写真家「感嘆しながら撮影しました」 8月、岩手県の夜空に浮かんでいたのは…
おうし座にある、明るい星々の集まり『プレアデス星団』。和名では、『すばる』として知られています。
2025年8月17日の未明、岩手県で、『すばる』が織りなす幻想的な光景をカメラに収めたのは、写真家のKAGAYA(@KAGAYA_11949)さんです。
多くの人の心を震わせた、星空の1枚をご覧ください。
写っていたのは、月に星々が隠される『すばる食』という現象。
月光環の中、月に覆われていた複数の星が次々と姿を現す瞬間がとらえられていました。
KAGAYAさんは望遠鏡を用いて撮影を行ったそうで、この光景を「虹色のベールの中で、宝石がキラキラと輝き出すかのよう」と表現しています。
『すばる食』を写した1枚には、「こういう現象があるんだ!」「神秘的。
初めて見ました」「なんて素敵なの。まさに『いとおかし』」という感嘆の声が寄せられていました。
写真家に聞いた、『すばる食』の魅力とは…
過去には『地球照』という現象の撮影に成功するなど、数々の『星空風景写真』を撮影してきた、KAGAYAさん。
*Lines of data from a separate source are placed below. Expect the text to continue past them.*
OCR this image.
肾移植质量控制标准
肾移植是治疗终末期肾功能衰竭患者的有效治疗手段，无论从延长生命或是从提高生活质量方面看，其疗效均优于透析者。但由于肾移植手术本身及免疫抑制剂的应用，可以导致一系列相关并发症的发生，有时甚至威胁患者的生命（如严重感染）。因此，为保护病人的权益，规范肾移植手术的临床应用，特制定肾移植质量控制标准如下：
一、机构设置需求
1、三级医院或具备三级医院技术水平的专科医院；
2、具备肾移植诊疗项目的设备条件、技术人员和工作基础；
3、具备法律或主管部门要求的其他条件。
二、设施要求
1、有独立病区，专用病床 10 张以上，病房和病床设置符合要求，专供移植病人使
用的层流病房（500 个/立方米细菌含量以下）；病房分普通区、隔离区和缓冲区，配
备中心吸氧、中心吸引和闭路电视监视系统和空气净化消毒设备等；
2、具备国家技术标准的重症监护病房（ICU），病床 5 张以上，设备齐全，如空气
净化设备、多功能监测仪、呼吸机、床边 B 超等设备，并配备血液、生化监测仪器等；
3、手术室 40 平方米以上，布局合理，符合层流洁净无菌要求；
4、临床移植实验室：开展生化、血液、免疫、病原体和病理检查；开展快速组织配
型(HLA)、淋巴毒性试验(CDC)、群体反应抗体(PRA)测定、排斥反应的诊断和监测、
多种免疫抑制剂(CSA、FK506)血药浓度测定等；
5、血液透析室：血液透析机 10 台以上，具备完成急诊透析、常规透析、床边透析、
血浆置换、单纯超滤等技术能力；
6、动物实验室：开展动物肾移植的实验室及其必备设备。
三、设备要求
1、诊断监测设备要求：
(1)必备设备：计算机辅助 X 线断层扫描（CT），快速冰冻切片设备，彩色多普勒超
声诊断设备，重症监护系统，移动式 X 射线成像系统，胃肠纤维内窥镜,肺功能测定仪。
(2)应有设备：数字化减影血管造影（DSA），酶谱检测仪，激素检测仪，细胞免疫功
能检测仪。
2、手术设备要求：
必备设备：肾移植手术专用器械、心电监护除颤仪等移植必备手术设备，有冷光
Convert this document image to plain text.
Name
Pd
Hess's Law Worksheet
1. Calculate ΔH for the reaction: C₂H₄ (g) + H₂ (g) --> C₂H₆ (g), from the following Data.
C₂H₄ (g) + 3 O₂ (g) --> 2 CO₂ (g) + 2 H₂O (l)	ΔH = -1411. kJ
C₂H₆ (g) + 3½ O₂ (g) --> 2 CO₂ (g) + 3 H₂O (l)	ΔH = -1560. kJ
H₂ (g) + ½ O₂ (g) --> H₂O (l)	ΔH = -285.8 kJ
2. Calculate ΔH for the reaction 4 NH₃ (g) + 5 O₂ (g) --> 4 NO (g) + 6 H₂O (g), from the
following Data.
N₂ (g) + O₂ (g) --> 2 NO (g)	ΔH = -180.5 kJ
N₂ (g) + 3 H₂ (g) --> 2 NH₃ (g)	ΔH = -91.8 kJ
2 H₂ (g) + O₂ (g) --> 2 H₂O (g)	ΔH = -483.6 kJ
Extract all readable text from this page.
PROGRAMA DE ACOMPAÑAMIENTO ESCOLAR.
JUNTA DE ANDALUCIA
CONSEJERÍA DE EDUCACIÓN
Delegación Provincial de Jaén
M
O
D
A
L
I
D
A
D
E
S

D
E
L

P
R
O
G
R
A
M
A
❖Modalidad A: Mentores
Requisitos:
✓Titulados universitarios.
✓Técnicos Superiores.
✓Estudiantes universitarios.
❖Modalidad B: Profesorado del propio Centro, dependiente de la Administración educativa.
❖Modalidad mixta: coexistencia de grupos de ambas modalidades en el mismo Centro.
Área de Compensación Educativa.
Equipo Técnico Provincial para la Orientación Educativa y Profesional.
grapeは、KAGAYAさんに、『すばる食』の魅力について話を聞きました。
――今回、撮影した写真で、特に気に入っているポイントはありますか。
『すばる食』が起こる時、満月の状態に近いと、月が明るすぎて『すばる』の星がよく写らないのですが、今回は下弦の半月だったので、『すばる』の星たちも写っています。
また、撮影中わずかな時間でしたが、月の周りに光環ができて、感嘆しながら撮影しました。
――実際に『すばる食』をご覧になって、いかがでしたか。
『すばる食』を見られるのは数少ないチャンスなので楽しみにしていました。
カメラで撮影しながら、双眼鏡でも眺めていたのですが、双眼鏡で星々のきらめきを見るのは、写真撮影とはまた違う楽しみがあります。
夜空に広がる現象は、ほんのひと時の儚いものだからこそ、心に刻まれるのでしょう。
『すばる食』もまた、記憶に残る天体からの贈り物なのかもしれませんね。
※本記事は投稿者様の許諾を得た上で掲載しております。